Basta ridicolizzare la questione ambientale

Francesco chiede di porre fine «all’irresponsabile presa in giro che presenta la questione come solo ambientale, “verde”, romantica, spesso ridicolizzata per interessi economici. Ammettiamo finalmente che si tratta di un problema umano e sociale in senso ampio e a vari livelli. Per questo si richiede un coinvolgimento di tutti». A proposito delle proteste dei gruppi radicalizzati, il Papa afferma che «essi occupano un vuoto della società nel suo complesso, che dovrebbe esercitare una sana pressione, perché spetta a ogni famiglia pensare che è in gioco il futuro dei propri figli» (58). Il Pontefice auspica che dalla COP28 emergano «forme vincolanti di transizione energetica» che siano efficienti, «vincolanti e facilmente monitorabili» (59). «Speriamo che quanti interverranno siano strateghi capaci di pensare al bene comune e al futuro dei loro figli, piuttosto che agli interessi di circostanza di qualche Paese o azienda. Possano così mostrare la nobiltà della politica e non la sua vergogna… Ai potenti oso ripetere questa domanda: “Perché si vuole mantenere oggi un potere che sarà ricordato per la sua incapacità di intervenire quando era urgente e necessario farlo?”» (60).
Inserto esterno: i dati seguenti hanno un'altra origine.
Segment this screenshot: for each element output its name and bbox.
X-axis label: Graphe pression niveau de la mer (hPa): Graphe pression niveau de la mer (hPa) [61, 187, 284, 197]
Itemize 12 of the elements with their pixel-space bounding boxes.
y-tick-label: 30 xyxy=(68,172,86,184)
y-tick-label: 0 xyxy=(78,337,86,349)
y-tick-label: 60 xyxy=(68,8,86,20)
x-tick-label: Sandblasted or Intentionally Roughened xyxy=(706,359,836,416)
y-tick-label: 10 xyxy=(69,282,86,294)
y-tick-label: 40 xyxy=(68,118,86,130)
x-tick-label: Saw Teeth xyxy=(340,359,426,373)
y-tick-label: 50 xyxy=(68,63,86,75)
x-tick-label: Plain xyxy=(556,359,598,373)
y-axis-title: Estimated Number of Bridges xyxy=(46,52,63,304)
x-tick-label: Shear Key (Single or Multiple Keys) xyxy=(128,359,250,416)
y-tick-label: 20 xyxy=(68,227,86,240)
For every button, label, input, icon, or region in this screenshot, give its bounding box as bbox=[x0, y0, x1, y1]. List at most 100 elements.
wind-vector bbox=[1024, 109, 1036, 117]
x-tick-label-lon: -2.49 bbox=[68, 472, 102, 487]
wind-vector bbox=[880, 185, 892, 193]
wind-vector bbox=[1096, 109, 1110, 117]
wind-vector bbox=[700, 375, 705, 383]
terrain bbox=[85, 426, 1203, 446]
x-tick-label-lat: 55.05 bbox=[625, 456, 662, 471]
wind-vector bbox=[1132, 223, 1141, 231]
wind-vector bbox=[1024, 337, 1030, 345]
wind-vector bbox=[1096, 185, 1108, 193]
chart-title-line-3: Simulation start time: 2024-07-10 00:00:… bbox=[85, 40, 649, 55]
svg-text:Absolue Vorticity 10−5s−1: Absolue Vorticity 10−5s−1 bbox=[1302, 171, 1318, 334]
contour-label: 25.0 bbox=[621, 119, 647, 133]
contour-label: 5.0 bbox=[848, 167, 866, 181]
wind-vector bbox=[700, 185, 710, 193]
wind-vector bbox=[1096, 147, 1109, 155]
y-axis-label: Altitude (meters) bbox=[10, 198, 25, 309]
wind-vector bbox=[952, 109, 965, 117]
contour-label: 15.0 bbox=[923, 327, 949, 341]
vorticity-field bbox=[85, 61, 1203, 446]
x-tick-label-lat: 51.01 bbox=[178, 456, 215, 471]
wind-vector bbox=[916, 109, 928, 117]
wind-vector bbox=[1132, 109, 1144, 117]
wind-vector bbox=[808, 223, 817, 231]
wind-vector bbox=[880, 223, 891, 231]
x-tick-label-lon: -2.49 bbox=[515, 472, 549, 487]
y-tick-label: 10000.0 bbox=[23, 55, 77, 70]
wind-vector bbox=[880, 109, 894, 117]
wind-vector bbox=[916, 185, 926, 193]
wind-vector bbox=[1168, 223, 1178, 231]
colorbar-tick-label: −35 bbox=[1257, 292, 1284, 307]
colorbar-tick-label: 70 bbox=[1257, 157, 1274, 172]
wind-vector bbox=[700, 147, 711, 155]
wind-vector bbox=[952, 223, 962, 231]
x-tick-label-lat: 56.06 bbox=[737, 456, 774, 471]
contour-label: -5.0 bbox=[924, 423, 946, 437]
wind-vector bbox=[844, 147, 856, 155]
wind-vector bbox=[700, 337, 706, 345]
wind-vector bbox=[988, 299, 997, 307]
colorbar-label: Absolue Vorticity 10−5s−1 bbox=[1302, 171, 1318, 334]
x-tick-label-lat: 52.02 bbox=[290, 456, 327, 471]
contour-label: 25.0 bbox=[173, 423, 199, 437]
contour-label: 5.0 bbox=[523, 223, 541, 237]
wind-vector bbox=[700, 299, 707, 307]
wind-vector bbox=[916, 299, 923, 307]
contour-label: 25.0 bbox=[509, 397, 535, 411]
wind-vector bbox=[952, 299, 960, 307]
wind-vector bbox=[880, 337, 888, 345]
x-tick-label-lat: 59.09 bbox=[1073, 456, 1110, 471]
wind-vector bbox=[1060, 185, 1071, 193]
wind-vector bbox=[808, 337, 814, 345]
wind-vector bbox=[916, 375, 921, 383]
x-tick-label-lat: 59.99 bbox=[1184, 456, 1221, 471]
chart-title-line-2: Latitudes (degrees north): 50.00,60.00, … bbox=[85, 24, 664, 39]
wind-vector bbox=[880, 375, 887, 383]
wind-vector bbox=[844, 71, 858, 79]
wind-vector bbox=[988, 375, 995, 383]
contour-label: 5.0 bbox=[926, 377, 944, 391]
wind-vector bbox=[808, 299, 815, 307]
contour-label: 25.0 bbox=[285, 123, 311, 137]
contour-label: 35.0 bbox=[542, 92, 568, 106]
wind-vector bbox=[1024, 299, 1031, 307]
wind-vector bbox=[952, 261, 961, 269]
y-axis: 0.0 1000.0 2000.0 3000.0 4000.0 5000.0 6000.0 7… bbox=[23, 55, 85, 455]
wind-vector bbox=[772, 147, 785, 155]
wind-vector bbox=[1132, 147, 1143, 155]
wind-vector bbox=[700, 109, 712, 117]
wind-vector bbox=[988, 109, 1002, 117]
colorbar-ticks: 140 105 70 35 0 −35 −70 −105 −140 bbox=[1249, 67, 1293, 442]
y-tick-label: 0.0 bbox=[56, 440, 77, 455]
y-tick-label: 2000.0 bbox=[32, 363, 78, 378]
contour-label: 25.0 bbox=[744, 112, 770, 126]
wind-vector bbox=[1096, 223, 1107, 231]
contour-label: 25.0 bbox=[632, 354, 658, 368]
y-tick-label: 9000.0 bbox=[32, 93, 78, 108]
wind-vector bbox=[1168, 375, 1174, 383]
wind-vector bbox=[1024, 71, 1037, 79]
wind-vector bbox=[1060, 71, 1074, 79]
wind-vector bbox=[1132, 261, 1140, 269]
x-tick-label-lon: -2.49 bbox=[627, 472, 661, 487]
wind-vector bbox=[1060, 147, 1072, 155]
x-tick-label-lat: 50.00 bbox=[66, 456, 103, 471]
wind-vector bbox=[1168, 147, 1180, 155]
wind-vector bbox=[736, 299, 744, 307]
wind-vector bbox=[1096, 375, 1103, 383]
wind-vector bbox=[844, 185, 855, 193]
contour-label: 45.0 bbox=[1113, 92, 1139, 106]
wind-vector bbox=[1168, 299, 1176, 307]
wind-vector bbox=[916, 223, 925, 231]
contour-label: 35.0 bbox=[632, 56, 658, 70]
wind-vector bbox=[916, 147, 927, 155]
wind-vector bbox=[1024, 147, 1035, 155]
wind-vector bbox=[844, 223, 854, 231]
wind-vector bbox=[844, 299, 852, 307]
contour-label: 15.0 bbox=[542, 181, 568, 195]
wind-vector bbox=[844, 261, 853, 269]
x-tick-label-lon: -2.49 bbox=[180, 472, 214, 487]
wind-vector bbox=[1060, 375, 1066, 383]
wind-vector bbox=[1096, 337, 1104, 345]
Un impegno che scaturisce dalla fede cristiana

Infine il Papa ricorda che le motivazioni di questo impegno scaturiscono dalla fede cristiana, incoraggiando «i fratelli e le sorelle di altre religioni a fare lo stesso» (61). «La visione giudaico-cristiana del mondo sostiene il valore peculiare e centrale dell’essere umano in mezzo al meraviglioso concerto di tutti gli esseri». «Noi tutti esseri dell’universo siamo uniti da legami invisibili e formiamo una sorta di famiglia universale, una comunione sublime che ci spinge ad un rispetto sacro, amorevole e umile» (67). «Questo non è un prodotto della nostra volontà, ha un’altra origine che si trova alla radice del nostro essere, perché Dio ci ha unito tanto strettamente al mondo che ci circonda» (68). Ciò che conta, scrive Francesco è ricordare che «non ci sono cambiamenti duraturi senza cambiamenti culturali, senza una maturazione del modo di vivere e delle convinzioni sociali, e non ci sono cambiamenti culturali senza cambiamenti nelle persone» (70). «Gli sforzi delle famiglie per inquinare meno, ridurre gli sprechi, consumare in modo oculato, stanno creando una nuova cultura. Il semplice fatto di cambiare le abitudini personali, familiari e comunitarie» contribuisce «a realizzare grandi processi di trasformazione che operano dal profondo della società» (71). Il Pontefice conclude la sua esortazione ricordando che «le emissioni pro capite negli Stati Uniti sono circa il doppio di quelle di un abitante della Cina e circa sette volte maggiori rispetto alla media dei Paesi più poveri». E afferma che «un cambiamento diffuso dello stile di vita irresponsabile legato al modello occidentale avrebbe un impatto significativo a lungo termine. Così, con le indispensabili decisioni politiche, saremmo sulla strada della cura reciproca» (72).